An jenem Nachmittag schlurfte der Fakir Piks ans Meer, um seinem müden Körper und seinen wunden Füßen eine Erholung zu gönnen, denn jeden Tag trat er im Zirkus auf. Er war nicht mehr der Jüngste; er fühlte sich schwach. Jeden Abend lief er über spitze Nägel, legte sich mit nacktem Oberkörper auf ein Nagelbrett und andere turnten auf ihm herum. Lachen konnte Piks schon lange nicht mehr. Neulich hatte der Prinzipal sogar gesagt: „Piks, deine Zeit scheint wohl abgelaufen zu sein. Dir fehlt so langsam die Spannung in deinem Körper. Hast Schmerzen, stimmt’s? Die Menschen wollen aber ein lachendes Gesicht sehen, nicht so ein griesgrämiges. Finde dich damit ab, ich werde mich nach Ersatz für dich umsehen.“
Piks war tief traurig. All die Jahre war er gut genug und nun sah er sich schon fortgejagt wie ein räudiger Hund. Mit leerem Blick schlurfte er durch den Sand und wäre fast auf Else getreten. Sie gab jedoch rechtzeitig einen lauten Piepston von sich und beschwerte sich: „Hast du keine Augen im Kopf? Siehst du nicht, dass ich verletzt bin?“
„Du bist verletzt? Verzeih! Ich war so in Gedanken. Kann ich dir helfen? Hast du Schmerzen?“, wollte Piks wissen.

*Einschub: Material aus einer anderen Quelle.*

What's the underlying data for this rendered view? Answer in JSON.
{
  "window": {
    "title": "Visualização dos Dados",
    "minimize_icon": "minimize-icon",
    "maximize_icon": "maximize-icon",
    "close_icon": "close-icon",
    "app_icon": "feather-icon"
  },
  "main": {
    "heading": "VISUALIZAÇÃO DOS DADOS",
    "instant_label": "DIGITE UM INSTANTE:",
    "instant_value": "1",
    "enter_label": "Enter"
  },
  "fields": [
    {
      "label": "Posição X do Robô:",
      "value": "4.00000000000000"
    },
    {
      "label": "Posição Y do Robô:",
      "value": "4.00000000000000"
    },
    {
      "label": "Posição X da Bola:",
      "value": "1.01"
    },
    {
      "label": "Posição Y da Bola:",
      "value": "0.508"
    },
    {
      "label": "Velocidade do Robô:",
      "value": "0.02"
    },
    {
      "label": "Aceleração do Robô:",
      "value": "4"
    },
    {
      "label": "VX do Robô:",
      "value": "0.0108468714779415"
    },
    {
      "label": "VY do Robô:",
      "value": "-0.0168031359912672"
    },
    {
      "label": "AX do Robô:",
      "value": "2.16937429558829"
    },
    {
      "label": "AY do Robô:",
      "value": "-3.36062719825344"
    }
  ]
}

„Natürlich hat man Schmerzen, wenn man sich einen Flügel bricht“, nuschelte sie, besann sich aber und fragte mit bittenden Augen: „Sag mal, kannst du mich nicht ganz schnell wieder gesund machen, bevor meine Eltern zurückkommen?“
„So schnell geht das nicht“, gab der Fakir zu bedenken. „Dein Flügel muss geschient werden. Viele Male wird die Sonne aufgehen, ehe du wieder fliegen kannst. Ich nehme dich mit. Wenn du wieder gesund bist, kannst du zurückfliegen.“
Else dachte nach: „Was werden wohl meine Eltern denken, wenn ich nicht mehr da bin? Sie werden umkommen vor lauter Sorge.“
Piks wollte sie schon vorsichtig in seine Hände nehmen und nach Hause tragen, als plötzlich wie von Zauberhand ein junger Mann in einen weiten, schwarzen Umhang gehüllt, neben ihnen stand.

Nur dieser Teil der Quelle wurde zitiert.